AI is software that does things which normally need human intelligence — recognising images, understanding speech, writing text, making predictions. Modern AI learns how to do these things from examples rather than being programmed step by step, the way you'd learn to recognise a dog from seeing dogs, not from reading a definition of one.
Is AI the same as machine learning?
No — machine learning is one approach to building AI, and today the dominant one. AI is the goal (machines doing intelligent-seeming things); machine learning is a method (learning patterns from data instead of following hand-written rules). Deep learning is in turn one family of machine learning, built on layered neural networks. Almost everything currently in the news is that innermost family.
Is ChatGPT artificial intelligence?
Yes, by any working definition of the term. ChatGPT is built on a large language model — a deep learning system trained on enormous amounts of text to predict what comes next, then tuned on human feedback to behave like an assistant. Whether that constitutes "real" intelligence is the vocabulary debate this article describes, and it has no settled answer.
Who invented artificial intelligence?
No single person. Alan Turing laid the conceptual groundwork in his 1950 paper on machine intelligence. The term itself was coined by John McCarthy in the 1955 proposal for the 1956 Dartmouth workshop, which is treated as the field's founding event. The neural-network line of work traces to McCulloch and Pitts in 1943 and Rosenblatt's perceptron in 1958.
What are the main types of AI?
The practical split is by approach: symbolic AI (hand-written rules and logic), machine learning (patterns learned from data), and deep learning (many-layered neural networks). You'll also see a split by ambition — "narrow AI" for systems good at one task, which is every deployed system today, versus AGI for hypothetical broadly capable systems. The narrow/general framing is common in media and rare among practitioners, mostly because AGI is too loosely defined to build toward.

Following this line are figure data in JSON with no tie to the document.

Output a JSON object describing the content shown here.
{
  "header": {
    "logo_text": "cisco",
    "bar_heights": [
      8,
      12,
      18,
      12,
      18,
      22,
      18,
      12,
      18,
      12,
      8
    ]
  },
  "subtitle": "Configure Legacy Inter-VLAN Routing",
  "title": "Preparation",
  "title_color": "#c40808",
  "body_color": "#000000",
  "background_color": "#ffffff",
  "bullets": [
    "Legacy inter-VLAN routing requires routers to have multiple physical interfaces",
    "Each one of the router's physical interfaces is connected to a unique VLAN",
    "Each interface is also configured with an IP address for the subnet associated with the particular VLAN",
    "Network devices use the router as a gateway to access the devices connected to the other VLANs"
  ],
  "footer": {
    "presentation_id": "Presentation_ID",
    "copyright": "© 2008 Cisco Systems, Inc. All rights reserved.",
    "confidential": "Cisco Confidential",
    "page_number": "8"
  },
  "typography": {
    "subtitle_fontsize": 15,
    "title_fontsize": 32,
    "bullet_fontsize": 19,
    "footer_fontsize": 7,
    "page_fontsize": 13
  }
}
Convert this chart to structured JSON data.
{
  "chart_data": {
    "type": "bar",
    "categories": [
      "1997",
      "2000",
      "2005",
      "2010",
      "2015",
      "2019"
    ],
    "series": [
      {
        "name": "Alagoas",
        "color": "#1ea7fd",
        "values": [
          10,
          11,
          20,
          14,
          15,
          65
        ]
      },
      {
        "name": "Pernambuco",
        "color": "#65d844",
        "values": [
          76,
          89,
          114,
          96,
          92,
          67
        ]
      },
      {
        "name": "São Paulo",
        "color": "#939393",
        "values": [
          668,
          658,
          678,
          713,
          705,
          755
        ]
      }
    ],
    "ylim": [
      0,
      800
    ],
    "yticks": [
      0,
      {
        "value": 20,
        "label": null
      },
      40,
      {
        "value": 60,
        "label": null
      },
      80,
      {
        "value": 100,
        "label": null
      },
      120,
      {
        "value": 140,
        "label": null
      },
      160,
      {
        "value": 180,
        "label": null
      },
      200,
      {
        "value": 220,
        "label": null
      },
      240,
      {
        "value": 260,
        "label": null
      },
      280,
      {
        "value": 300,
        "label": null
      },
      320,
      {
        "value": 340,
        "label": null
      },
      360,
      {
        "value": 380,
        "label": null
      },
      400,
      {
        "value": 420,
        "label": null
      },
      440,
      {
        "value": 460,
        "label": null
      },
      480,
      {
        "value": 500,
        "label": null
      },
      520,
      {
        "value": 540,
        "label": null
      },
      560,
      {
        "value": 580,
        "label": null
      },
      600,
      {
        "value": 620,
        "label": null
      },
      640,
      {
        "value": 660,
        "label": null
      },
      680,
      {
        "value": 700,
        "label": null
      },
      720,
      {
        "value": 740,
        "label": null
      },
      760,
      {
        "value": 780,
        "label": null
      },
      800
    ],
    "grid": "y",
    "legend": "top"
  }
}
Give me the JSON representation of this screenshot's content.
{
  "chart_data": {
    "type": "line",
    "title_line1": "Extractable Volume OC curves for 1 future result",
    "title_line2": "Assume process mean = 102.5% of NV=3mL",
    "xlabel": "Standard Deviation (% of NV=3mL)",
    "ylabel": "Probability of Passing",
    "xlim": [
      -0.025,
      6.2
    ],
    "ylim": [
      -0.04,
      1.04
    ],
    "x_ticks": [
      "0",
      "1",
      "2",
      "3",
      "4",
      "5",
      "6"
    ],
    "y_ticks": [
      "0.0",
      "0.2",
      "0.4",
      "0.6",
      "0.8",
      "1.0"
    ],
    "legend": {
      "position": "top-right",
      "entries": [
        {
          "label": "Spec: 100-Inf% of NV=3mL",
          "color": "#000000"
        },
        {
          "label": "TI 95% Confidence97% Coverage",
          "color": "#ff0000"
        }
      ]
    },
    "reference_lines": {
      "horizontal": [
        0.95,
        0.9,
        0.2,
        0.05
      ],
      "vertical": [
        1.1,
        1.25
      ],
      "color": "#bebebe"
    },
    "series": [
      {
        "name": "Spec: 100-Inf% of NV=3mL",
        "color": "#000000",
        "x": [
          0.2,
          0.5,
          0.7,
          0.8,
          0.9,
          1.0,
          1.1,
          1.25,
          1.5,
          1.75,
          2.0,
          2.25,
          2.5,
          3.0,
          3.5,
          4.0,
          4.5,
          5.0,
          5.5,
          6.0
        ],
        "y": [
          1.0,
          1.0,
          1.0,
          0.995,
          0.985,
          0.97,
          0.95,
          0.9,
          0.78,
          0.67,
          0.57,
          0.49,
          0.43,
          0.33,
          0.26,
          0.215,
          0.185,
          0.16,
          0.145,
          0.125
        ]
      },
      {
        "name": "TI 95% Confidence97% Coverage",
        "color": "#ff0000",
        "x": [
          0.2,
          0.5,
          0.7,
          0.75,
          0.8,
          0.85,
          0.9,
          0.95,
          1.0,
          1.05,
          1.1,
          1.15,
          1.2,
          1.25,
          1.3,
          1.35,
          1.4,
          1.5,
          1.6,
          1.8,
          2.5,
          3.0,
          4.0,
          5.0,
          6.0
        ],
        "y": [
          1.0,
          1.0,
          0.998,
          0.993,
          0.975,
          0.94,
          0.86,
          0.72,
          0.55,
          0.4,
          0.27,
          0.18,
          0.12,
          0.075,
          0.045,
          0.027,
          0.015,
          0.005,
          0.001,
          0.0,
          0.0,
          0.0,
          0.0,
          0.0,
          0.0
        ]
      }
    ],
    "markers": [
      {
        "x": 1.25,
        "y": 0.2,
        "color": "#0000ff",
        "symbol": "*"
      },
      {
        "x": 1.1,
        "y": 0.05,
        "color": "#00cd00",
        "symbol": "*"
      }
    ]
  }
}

What can AI not do reliably?
Current systems can't reliably tell you when they're wrong — they produce confident falsehoods. They can't robustly plan multi-step tasks without heavy scaffolding. They struggle with anything genuinely unlike their training data. And their reported abilities are measured on benchmarks that systematically overstate real-world performance. None of these is a minor engineering gap; each traces to how the systems fundamentally work.